In summary, we need prospective studies evaluating shorter treatment durations of antiviral drugs for cutaneous HZ in patients with HIV infection, other immunocompromised patients and, of course, in the immunocompetent. Our results suggest that intravenous aciclovir for three days is as effective as the widely recommended longer treatment durations for cutaneous HZ in patients with HIV infection.

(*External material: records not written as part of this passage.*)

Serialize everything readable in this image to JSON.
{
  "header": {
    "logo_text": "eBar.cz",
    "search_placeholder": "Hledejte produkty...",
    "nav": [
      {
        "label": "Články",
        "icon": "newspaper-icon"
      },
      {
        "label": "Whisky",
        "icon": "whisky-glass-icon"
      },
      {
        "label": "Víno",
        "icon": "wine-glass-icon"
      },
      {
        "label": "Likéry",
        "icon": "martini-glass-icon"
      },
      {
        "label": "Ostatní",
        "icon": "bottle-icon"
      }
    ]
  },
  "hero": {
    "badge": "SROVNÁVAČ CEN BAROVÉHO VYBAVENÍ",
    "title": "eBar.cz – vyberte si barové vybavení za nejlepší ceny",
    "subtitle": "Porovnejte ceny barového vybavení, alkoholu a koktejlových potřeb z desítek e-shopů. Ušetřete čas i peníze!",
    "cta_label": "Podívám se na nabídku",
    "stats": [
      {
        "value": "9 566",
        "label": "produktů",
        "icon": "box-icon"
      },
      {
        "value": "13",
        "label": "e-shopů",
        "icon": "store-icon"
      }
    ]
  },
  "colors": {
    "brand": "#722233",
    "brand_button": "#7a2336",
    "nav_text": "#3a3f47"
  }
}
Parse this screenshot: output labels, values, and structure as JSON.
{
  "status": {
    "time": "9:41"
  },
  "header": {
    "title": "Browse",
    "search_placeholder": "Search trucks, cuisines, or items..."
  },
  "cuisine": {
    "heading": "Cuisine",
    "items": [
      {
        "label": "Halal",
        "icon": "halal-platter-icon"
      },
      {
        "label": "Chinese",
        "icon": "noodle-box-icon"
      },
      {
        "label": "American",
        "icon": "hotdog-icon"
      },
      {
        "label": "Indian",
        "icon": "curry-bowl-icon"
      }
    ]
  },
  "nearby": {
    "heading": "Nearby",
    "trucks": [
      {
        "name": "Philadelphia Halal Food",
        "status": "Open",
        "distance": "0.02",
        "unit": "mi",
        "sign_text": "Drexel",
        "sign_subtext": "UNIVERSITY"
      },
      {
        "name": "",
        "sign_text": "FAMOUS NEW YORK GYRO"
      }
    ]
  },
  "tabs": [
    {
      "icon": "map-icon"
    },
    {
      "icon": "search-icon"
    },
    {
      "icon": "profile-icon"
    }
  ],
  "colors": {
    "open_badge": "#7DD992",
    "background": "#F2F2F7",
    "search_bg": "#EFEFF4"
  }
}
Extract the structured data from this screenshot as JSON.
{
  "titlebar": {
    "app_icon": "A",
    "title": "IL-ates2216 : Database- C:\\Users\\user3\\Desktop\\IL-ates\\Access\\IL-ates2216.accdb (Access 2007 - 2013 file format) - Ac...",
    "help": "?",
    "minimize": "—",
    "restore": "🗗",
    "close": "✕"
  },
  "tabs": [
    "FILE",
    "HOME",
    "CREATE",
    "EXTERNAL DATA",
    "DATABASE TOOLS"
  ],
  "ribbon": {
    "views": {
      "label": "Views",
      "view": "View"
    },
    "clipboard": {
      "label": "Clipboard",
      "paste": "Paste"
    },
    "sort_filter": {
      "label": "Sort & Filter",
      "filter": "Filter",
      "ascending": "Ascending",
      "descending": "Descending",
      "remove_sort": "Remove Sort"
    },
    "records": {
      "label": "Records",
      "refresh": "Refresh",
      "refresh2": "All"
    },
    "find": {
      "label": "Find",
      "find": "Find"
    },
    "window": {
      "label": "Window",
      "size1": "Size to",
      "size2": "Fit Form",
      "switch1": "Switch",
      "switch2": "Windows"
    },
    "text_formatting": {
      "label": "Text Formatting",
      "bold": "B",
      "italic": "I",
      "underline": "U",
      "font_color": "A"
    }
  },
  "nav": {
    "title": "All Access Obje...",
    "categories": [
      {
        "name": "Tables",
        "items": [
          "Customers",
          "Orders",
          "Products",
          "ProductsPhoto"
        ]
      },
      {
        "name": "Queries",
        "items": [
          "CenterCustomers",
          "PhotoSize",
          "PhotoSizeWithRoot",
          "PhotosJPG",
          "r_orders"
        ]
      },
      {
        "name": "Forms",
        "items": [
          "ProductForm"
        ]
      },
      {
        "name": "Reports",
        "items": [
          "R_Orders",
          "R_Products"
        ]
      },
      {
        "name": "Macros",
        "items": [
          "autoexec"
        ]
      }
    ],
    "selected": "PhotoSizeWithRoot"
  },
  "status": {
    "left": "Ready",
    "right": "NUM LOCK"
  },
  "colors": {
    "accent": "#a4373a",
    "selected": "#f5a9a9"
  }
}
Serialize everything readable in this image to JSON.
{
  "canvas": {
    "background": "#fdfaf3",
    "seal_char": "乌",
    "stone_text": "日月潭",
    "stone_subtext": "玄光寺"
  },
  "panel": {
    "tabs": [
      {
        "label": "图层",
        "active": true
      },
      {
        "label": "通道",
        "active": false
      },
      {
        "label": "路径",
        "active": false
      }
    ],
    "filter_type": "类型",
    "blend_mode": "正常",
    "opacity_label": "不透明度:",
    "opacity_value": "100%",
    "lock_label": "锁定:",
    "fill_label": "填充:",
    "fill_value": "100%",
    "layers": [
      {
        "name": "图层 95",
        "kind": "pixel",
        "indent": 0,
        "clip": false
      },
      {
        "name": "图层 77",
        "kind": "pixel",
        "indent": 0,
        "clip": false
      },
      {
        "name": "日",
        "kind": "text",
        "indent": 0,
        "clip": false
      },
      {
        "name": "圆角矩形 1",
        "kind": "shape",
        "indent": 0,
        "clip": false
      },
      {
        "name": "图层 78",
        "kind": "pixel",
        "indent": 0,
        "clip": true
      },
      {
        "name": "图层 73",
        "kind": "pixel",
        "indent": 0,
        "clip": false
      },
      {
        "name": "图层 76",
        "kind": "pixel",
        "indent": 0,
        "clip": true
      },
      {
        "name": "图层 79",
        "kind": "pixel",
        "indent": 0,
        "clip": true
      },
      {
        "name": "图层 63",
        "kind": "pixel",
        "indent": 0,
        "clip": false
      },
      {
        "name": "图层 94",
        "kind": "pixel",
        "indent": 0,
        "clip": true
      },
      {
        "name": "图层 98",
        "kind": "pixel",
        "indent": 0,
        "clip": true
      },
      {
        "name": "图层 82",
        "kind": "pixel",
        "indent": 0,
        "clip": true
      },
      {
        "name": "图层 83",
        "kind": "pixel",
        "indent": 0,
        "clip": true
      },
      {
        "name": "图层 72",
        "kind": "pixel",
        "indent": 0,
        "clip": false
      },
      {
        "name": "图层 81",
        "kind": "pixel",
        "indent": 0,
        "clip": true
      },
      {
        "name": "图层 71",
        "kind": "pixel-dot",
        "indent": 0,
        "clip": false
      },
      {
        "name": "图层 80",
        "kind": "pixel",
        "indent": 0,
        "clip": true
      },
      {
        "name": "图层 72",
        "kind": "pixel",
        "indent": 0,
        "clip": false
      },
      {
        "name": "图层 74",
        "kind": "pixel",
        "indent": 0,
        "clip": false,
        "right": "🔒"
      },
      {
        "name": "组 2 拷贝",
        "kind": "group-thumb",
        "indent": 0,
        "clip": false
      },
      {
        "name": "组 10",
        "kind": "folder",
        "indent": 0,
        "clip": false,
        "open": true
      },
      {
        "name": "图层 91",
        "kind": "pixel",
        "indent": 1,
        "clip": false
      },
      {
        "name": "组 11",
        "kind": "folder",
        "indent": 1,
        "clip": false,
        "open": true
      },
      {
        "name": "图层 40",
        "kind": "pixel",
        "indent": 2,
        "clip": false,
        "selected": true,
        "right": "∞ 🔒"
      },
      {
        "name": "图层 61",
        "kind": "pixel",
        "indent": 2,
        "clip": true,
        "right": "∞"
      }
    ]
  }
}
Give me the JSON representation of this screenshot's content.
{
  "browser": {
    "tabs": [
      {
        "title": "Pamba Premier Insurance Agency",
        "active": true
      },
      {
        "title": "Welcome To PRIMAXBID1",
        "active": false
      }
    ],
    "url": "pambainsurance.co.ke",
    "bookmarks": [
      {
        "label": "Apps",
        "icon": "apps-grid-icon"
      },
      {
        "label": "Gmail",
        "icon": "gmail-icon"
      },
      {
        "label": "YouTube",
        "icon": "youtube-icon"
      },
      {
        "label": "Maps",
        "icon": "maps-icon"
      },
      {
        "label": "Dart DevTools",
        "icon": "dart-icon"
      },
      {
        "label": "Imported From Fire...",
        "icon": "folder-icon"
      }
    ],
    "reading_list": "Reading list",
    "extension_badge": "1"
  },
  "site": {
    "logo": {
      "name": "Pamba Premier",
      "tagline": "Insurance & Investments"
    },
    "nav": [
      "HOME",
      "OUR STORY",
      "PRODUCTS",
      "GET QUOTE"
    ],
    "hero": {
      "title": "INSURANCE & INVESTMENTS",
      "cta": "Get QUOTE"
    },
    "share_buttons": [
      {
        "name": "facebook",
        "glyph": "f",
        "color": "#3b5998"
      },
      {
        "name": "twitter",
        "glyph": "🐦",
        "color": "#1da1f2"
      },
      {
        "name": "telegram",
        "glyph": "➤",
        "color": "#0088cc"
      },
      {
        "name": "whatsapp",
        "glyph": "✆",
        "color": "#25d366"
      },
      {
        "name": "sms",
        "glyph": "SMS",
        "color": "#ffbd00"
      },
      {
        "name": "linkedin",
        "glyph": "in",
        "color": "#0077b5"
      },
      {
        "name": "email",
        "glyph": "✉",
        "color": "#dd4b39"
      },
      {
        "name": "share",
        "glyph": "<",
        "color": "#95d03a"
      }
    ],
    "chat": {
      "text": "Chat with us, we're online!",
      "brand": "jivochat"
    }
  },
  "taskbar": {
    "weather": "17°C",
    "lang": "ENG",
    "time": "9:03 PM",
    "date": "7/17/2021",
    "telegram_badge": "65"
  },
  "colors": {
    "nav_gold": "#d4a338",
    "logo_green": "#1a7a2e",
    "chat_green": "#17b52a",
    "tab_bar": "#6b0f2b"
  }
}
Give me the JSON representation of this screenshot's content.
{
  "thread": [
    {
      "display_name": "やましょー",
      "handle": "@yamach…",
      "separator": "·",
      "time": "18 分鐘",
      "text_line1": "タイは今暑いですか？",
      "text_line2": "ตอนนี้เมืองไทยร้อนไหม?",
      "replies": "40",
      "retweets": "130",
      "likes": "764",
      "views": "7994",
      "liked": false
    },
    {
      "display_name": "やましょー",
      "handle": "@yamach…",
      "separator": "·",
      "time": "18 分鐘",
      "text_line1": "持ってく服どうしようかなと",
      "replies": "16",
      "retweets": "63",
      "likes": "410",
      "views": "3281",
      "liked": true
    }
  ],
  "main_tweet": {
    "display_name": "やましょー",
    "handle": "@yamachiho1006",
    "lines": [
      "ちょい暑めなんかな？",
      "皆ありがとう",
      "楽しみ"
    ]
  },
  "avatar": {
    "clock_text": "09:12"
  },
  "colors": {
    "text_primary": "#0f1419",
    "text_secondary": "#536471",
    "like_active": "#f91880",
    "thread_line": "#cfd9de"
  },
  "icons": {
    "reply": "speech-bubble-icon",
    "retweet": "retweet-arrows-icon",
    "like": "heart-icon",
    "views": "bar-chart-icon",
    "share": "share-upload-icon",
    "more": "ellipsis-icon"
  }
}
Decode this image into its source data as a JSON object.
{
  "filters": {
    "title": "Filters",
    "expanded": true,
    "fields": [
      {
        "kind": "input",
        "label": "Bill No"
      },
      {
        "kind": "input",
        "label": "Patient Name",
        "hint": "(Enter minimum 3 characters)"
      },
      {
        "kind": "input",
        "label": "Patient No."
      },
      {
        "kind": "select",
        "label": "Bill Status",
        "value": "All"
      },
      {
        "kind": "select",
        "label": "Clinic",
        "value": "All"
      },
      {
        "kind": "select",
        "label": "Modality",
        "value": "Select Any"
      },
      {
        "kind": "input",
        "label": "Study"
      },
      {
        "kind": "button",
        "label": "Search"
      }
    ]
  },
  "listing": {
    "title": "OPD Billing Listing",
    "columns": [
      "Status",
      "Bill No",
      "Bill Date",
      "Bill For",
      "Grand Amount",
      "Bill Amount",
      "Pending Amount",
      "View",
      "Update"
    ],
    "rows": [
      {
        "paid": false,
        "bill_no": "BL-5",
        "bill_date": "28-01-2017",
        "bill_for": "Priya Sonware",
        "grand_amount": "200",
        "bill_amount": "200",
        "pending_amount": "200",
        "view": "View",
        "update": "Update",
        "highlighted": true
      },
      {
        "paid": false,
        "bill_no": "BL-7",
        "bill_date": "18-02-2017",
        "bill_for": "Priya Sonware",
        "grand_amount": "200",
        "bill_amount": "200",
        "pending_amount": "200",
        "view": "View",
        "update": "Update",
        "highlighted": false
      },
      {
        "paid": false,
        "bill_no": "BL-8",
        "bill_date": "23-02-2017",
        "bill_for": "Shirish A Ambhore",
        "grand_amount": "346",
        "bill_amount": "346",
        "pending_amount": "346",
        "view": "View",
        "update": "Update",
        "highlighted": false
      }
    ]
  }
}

The importance of shorter treatment durations of antimicrobials to slow down the spread of antimicrobial resistance has recently been highlighted. 15,16 We also suggest that the widely recommended dose of intravenous aciclovir of 10–15 mg/kg eight-hourly for the treatment of severe cutaneous HZ in patients with HIV infection is unnecessarily high: it has certainly never been properly clinically evaluated. If shorter treatment durations of antivirals (and lower doses of intravenous aciclovir) were shown to be of equal efficacy in proper trials, then the benefits in terms of compliance, adverse effects and costs for both immunocompetent and immunocompromised patients are obvious.
DECLARATION
There were no sources of funding for this research. There is no potential conflict of interest related to this submission.